I nodded. “Yes, wonderful little things. I’ve never seen anything like them. Where did you get them?”

“Picked them up on an instrument stall at the last Veterinary Congress. They cost me a packet but they’ve been worth it. Here, let me show them to you.” He put his hand in his breast pocket then his side pockets, and as he continued to rummage all over his person a look of sick dismay spread slowly across his face.

Finally he abandoned the search, cleared his throat and fixed his eyes on the road ahead.

“I’ll er…I’ll show you them some other time, James,” he said huskily.
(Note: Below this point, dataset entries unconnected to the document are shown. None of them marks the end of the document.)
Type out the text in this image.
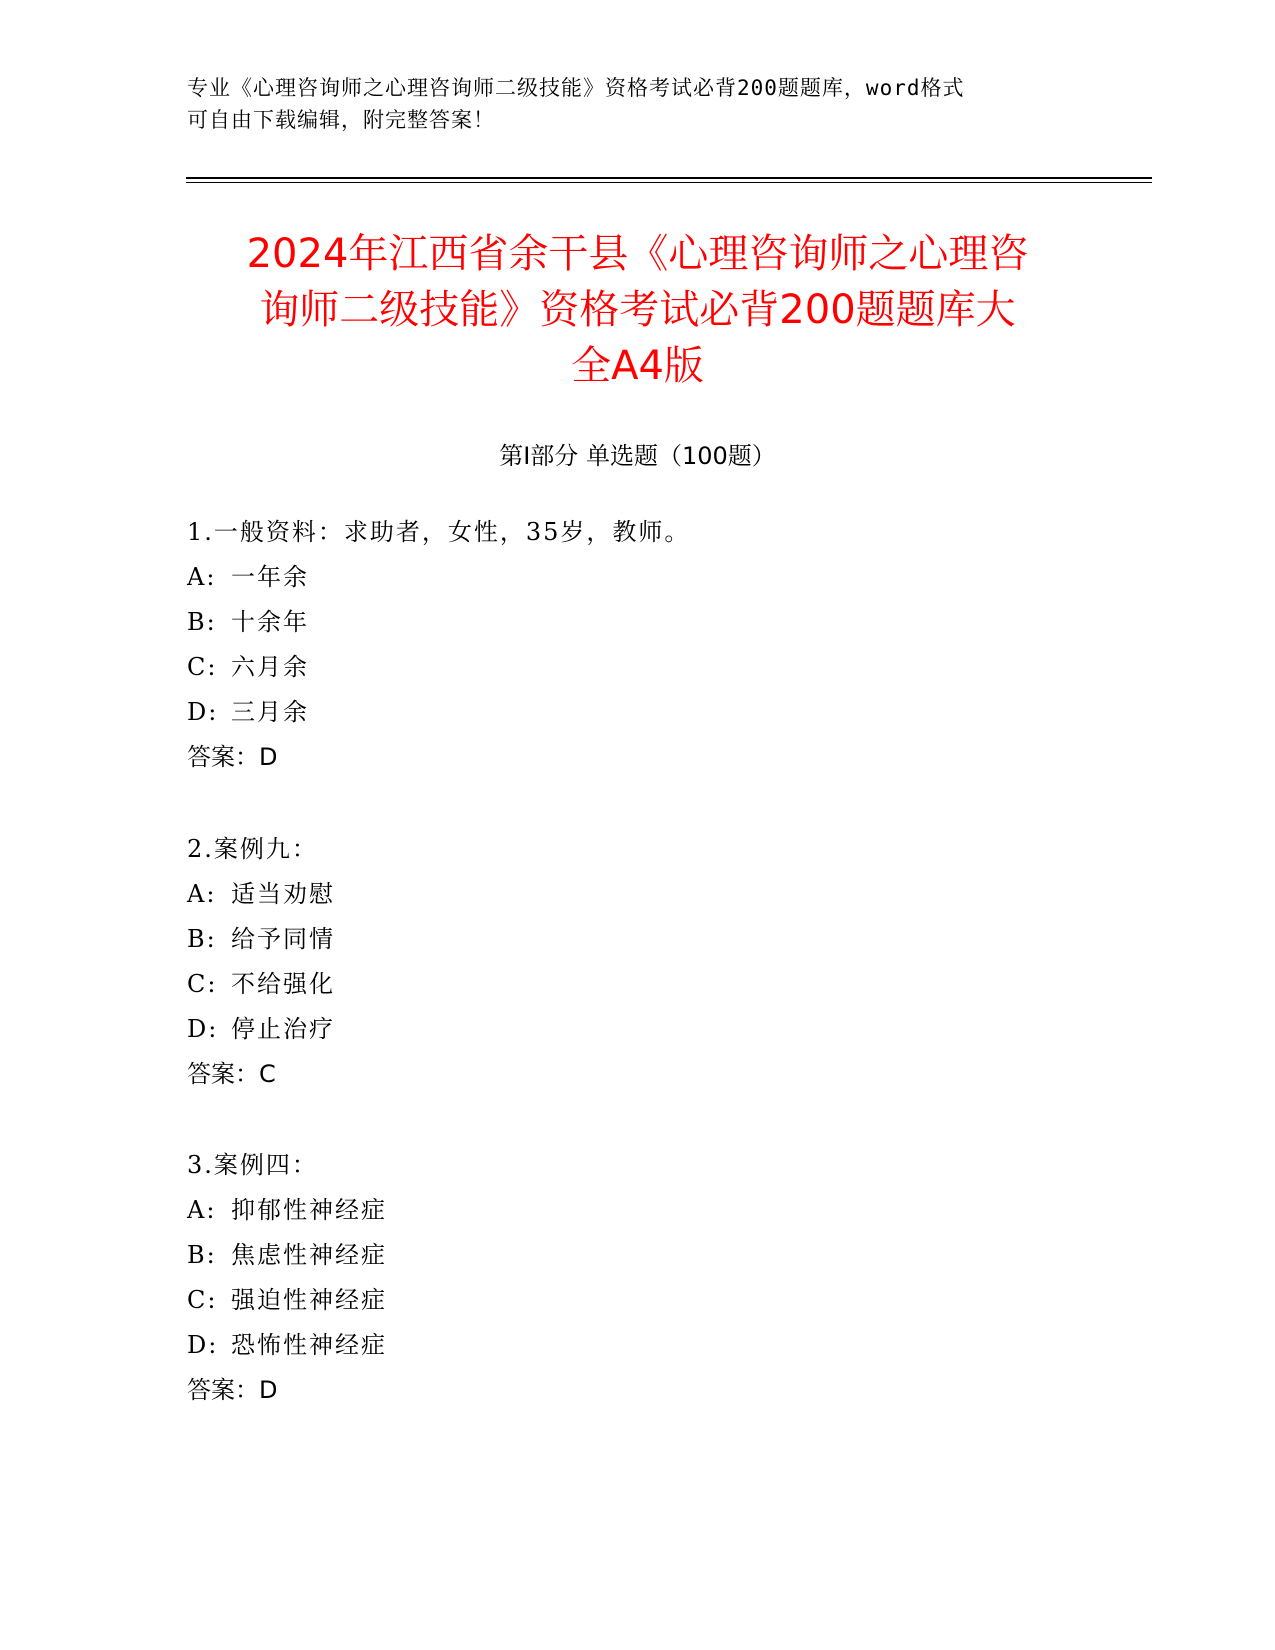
专业《心理咨询师之心理咨询师二级技能》资格考试必背200题题库，word格式
可自由下载编辑，附完整答案！
2024年江西省余干县《心理咨询师之心理咨
询师二级技能》资格考试必背200题题库大
全A4版
第Ⅰ部分 单选题（100题）
1.一般资料：求助者，女性，35岁，教师。
A: 一年余
B: 十余年
C: 六月余
D: 三月余
答案：D
2.案例九：
A: 适当劝慰
B: 给予同情
C: 不给强化
D: 停止治疗
答案：C
3.案例四：
A: 抑郁性神经症
B: 焦虑性神经症
C: 强迫性神经症
D: 恐怖性神经症
答案：D
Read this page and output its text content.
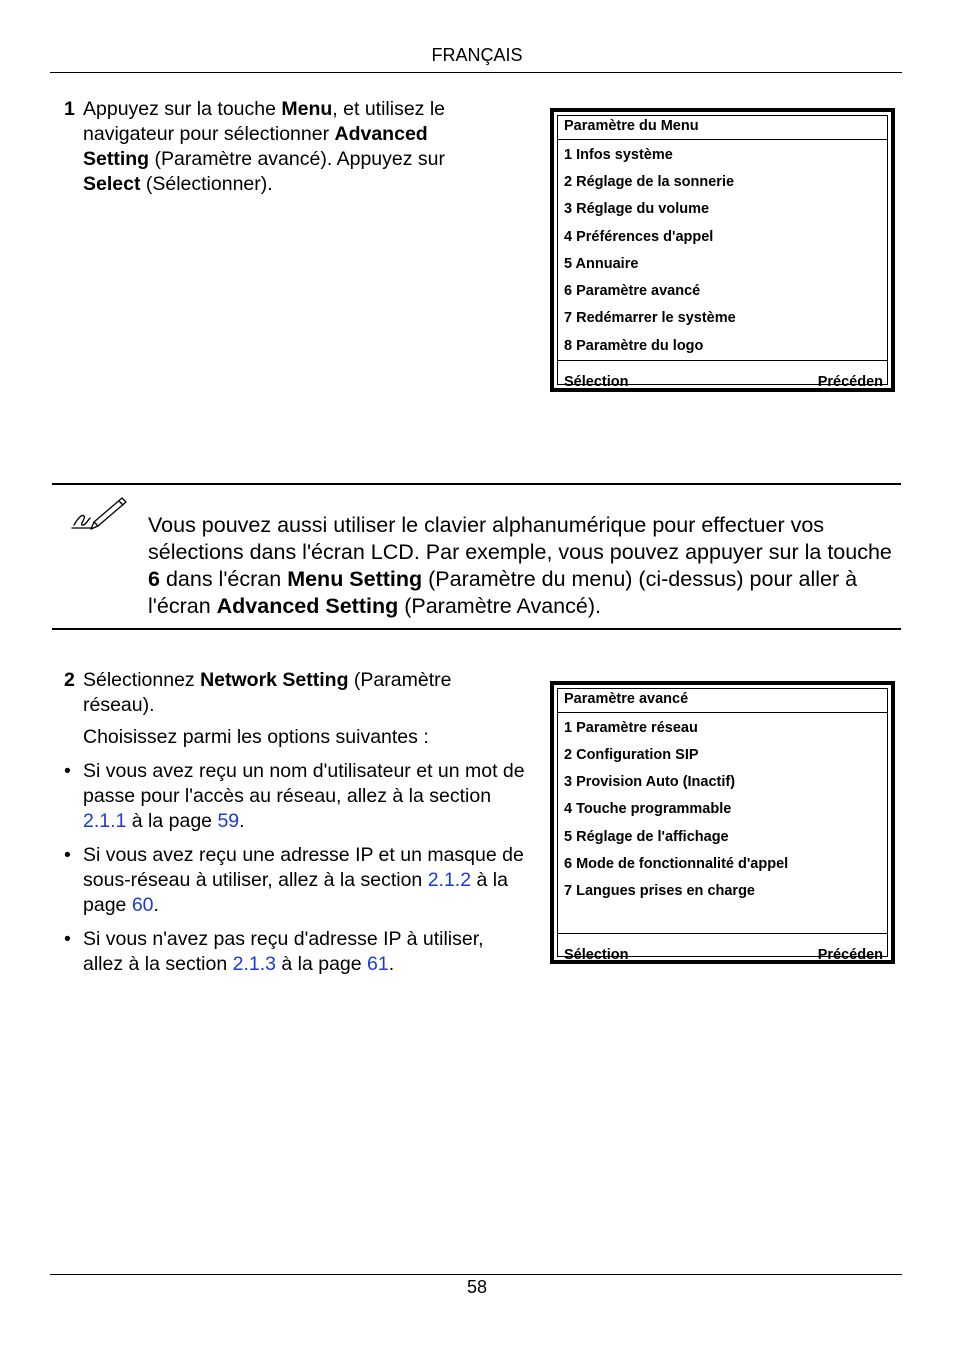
FRANÇAIS
1 Appuyez sur la touche Menu, et utilisez le navigateur pour sélectionner Advanced Setting (Paramètre avancé). Appuyez sur Select (Sélectionner).
Paramètre du Menu
1 Infos système
2 Réglage de la sonnerie
3 Réglage du volume
4 Préférences d'appel
5 Annuaire
6 Paramètre avancé
7 Redémarrer le système
8 Paramètre du logo
Sélection	Précéden
Vous pouvez aussi utiliser le clavier alphanumérique pour effectuer vos sélections dans l'écran LCD. Par exemple, vous pouvez appuyer sur la touche 6 dans l'écran Menu Setting (Paramètre du menu) (ci-dessus) pour aller à l'écran Advanced Setting (Paramètre Avancé).
2 Sélectionnez Network Setting (Paramètre réseau).
Choisissez parmi les options suivantes :
• Si vous avez reçu un nom d'utilisateur et un mot de passe pour l'accès au réseau, allez à la section 2.1.1 à la page 59.
• Si vous avez reçu une adresse IP et un masque de sous-réseau à utiliser, allez à la section 2.1.2 à la page 60.
• Si vous n'avez pas reçu d'adresse IP à utiliser, allez à la section 2.1.3 à la page 61.
Paramètre avancé
1 Paramètre réseau
2 Configuration SIP
3 Provision Auto (Inactif)
4 Touche programmable
5 Réglage de l'affichage
6 Mode de fonctionnalité d'appel
7 Langues prises en charge
Sélection	Précéden
58
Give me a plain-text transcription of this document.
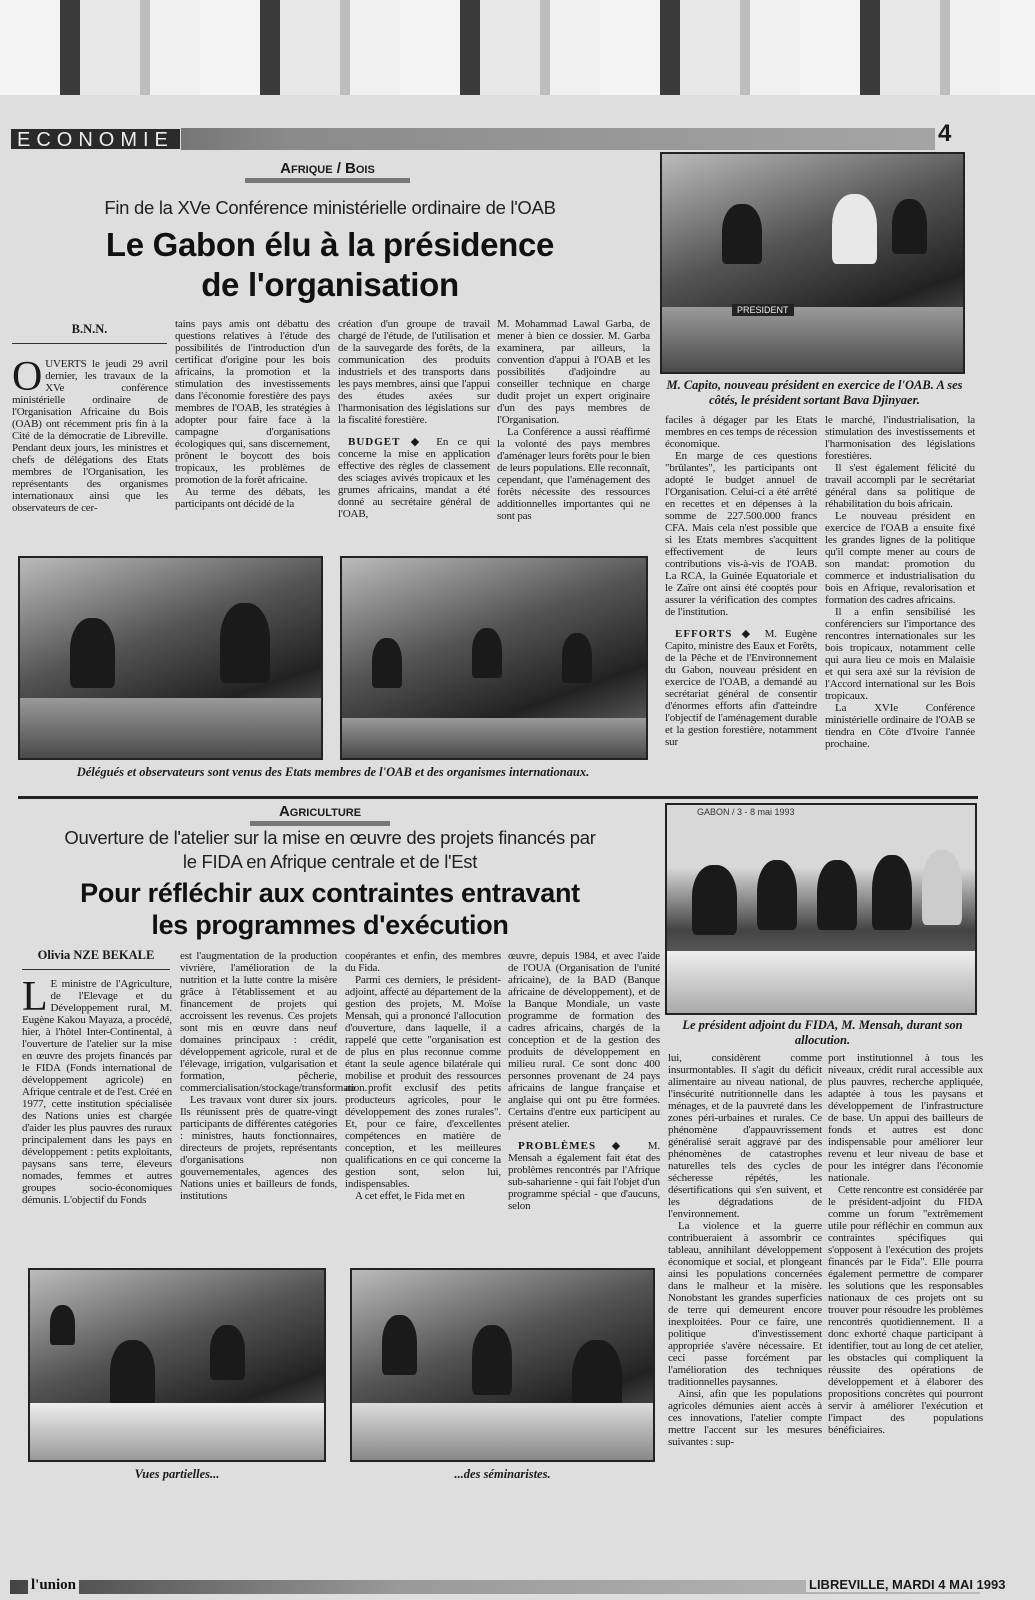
ECONOMIE	4
Afrique / Bois
Fin de la XVe Conférence ministérielle ordinaire de l'OAB
Le Gabon élu à la présidence
de l'organisation
B.N.N.

OUVERTS le jeudi 29 avril dernier, les travaux de la XVe conférence ministérielle ordinaire de l'Organisation Africaine du Bois (OAB) ont récemment pris fin à la Cité de la démocratie de Libreville. Pendant deux jours, les ministres et chefs de délégations des Etats membres de l'Organisation, les représentants des organismes internationaux ainsi que les observateurs de cer-

tains pays amis ont débattu des questions relatives à l'étude des possibilités de l'introduction d'un certificat d'origine pour les bois africains, la promotion et la stimulation des investissements dans l'économie forestière des pays membres de l'OAB, les stratégies à adopter pour faire face à la campagne d'organisations écologiques qui, sans discernement, prônent le boycott des bois tropicaux, les problèmes de promotion de la forêt africaine.

Au terme des débats, les participants ont décidé de la

création d'un groupe de travail chargé de l'étude, de l'utilisation et de la sauvegarde des forêts, de la communication des produits industriels et des transports dans les pays membres, ainsi que l'appui des études axées sur l'harmonisation des législations sur la fiscalité forestière.

BUDGET ◆ En ce qui concerne la mise en application effective des règles de classement des sciages avivés tropicaux et les grumes africains, mandat a été donné au secrétaire général de l'OAB,

M. Mohammad Lawal Garba, de mener à bien ce dossier. M. Garba examinera, par ailleurs, la convention d'appui à l'OAB et les possibilités d'adjoindre au conseiller technique en charge dudit projet un expert originaire d'un des pays membres de l'Organisation.

La Conférence a aussi réaffirmé la volonté des pays membres d'aménager leurs forêts pour le bien de leurs populations. Elle reconnaît, cependant, que l'aménagement des forêts nécessite des ressources additionnelles importantes qui ne sont pas

PRESIDENT
M. Capito, nouveau président en exercice de l'OAB. A ses côtés, le président sortant Bava Djinyaer.

faciles à dégager par les Etats membres en ces temps de récession économique.

En marge de ces questions "brûlantes", les participants ont adopté le budget annuel de l'Organisation. Celui-ci a été arrêté en recettes et en dépenses à la somme de 227.500.000 francs CFA. Mais cela n'est possible que si les Etats membres s'acquittent effectivement de leurs contributions vis-à-vis de l'OAB. La RCA, la Guinée Equatoriale et le Zaïre ont ainsi été cooptés pour assurer la vérification des comptes de l'institution.

EFFORTS ◆ M. Eugène Capito, ministre des Eaux et Forêts, de la Pêche et de l'Environnement du Gabon, nouveau président en exercice de l'OAB, a demandé au secrétariat général de consentir d'énormes efforts afin d'atteindre l'objectif de l'aménagement durable et la gestion forestière, notamment sur

le marché, l'industrialisation, la stimulation des investissements et l'harmonisation des législations forestières.

Il s'est également félicité du travail accompli par le secrétariat général dans sa politique de réhabilitation du bois africain.

Le nouveau président en exercice de l'OAB a ensuite fixé les grandes lignes de la politique qu'il compte mener au cours de son mandat: promotion du commerce et industrialisation du bois en Afrique, revalorisation et formation des cadres africains.

Il a enfin sensibilisé les conférenciers sur l'importance des rencontres internationales sur les bois tropicaux, notamment celle qui aura lieu ce mois en Malaisie et qui sera axé sur la révision de l'Accord international sur les Bois tropicaux.

La XVIe Conférence ministérielle ordinaire de l'OAB se tiendra en Côte d'Ivoire l'année prochaine.

Délégués et observateurs sont venus des Etats membres de l'OAB et des organismes internationaux.
Agriculture
Ouverture de l'atelier sur la mise en œuvre des projets financés par
le FIDA en Afrique centrale et de l'Est
Pour réfléchir aux contraintes entravant
les programmes d'exécution
Olivia NZE BEKALE

L E ministre de l'Agriculture, de l'Elevage et du Développement rural, M. Eugène Kakou Mayaza, a procédé, hier, à l'hôtel Inter-Continental, à l'ouverture de l'atelier sur la mise en œuvre des projets financés par le FIDA (Fonds international de développement agricole) en Afrique centrale et de l'est. Créé en 1977, cette institution spécialisée des Nations unies est chargée d'aider les plus pauvres des ruraux principalement dans les pays en développement : petits exploitants, paysans sans terre, éleveurs nomades, femmes et autres groupes socio-économiques démunis. L'objectif du Fonds

est l'augmentation de la production vivrière, l'amélioration de la nutrition et la lutte contre la misère grâce à l'établissement et au financement de projets qui accroissent les revenus. Ces projets sont mis en œuvre dans neuf domaines principaux : crédit, développement agricole, rural et de l'élevage, irrigation, vulgarisation et formation, pêcherie, commercialisation/stockage/transformation.

Les travaux vont durer six jours. Ils réunissent près de quatre-vingt participants de différentes catégories : ministres, hauts fonctionnaires, directeurs de projets, représentants d'organisations non gouvernementales, agences des Nations unies et bailleurs de fonds, institutions

coopérantes et enfin, des membres du Fida.

Parmi ces derniers, le président-adjoint, affecté au département de la gestion des projets, M. Moïse Mensah, qui a prononcé l'allocution d'ouverture, dans laquelle, il a rappelé que cette "organisation est de plus en plus reconnue comme étant la seule agence bilatérale qui mobilise et produit des ressources au profit exclusif des petits producteurs agricoles, pour le développement des zones rurales". Et, pour ce faire, d'excellentes compétences en matière de conception, et les meilleures qualifications en ce qui concerne la gestion sont, selon lui, indispensables.

A cet effet, le Fida met en

œuvre, depuis 1984, et avec l'aide de l'OUA (Organisation de l'unité africaine), de la BAD (Banque africaine de développement), et de la Banque Mondiale, un vaste programme de formation des cadres africains, chargés de la conception et de la gestion des produits de développement en milieu rural. Ce sont donc 400 personnes provenant de 24 pays africains de langue française et anglaise qui ont pu être formées. Certains d'entre eux participent au présent atelier.

PROBLÈMES ◆ M. Mensah a également fait état des problèmes rencontrés par l'Afrique sub-saharienne - qui fait l'objet d'un programme spécial - que d'aucuns, selon

GABON / 3 - 8 mai 1993
Le président adjoint du FIDA, M. Mensah, durant son allocution.

lui, considèrent comme insurmontables. Il s'agit du déficit alimentaire au niveau national, de l'insécurité nutritionnelle dans les ménages, et de la pauvreté dans les zones péri-urbaines et rurales. Ce phénomène d'appauvrissement généralisé serait aggravé par des phénomènes de catastrophes naturelles tels des cycles de sécheresse répétés, les désertifications qui s'en suivent, et les dégradations de l'environnement.

La violence et la guerre contribueraient à assombrir ce tableau, annihilant développement économique et social, et plongeant ainsi les populations concernées dans le malheur et la misère. Nonobstant les grandes superficies de terre qui demeurent encore inexploitées. Pour ce faire, une politique d'investissement appropriée s'avère nécessaire. Et ceci passe forcément par l'amélioration des techniques traditionnelles paysannes.

Ainsi, afin que les populations agricoles démunies aient accès à ces innovations, l'atelier compte mettre l'accent sur les mesures suivantes : sup-

port institutionnel à tous les niveaux, crédit rural accessible aux plus pauvres, recherche appliquée, adaptée à tous les paysans et développement de l'infrastructure de base. Un appui des bailleurs de fonds et autres est donc indispensable pour améliorer leur revenu et leur niveau de base et pour les intégrer dans l'économie nationale.

Cette rencontre est considérée par le président-adjoint du FIDA comme un forum "extrêmement utile pour réfléchir en commun aux contraintes spécifiques qui s'opposent à l'exécution des projets financés par le Fida". Elle pourra également permettre de comparer les solutions que les responsables nationaux de ces projets ont su trouver pour résoudre les problèmes rencontrés quotidiennement. Il a donc exhorté chaque participant à identifier, tout au long de cet atelier, les obstacles qui compliquent la réussite des opérations de développement et à élaborer des propositions concrètes qui pourront servir à améliorer l'exécution et l'impact des populations bénéficiaires.

Vues partielles...	...des séminaristes.
l'union	LIBREVILLE, MARDI 4 MAI 1993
I didn’t say anything but I knew and Siegfried knew and Tristan knew.

He’d left them on the farm.

7

O
NE OF THE NICEST
things about my married life was that my new wife got on so well with the Farnon brothers. And this was fitting because both of them had done their utmost to further my suit, Siegfried by means of some well-timed kicks in the pants, Tristan by more subtle motivation. The young man had been reassuring when I consulted him in the dispensary about my wooing that early summer morning.

“Well, it’s a good sign.” Tristan reluctantly expelled a lungful of Woodbine smoke and looked at me with wide, encouraging eyes.

“You think so?” I said doubtfully.

Tristan nodded “Sure of it. Helen just rang you up, did she?”

“Yes, out of the blue. I haven’t seen her since I took her to the pictures that night and it’s been hectic ever since with the lambing—and suddenly there she was asking me to tea on Sunday.”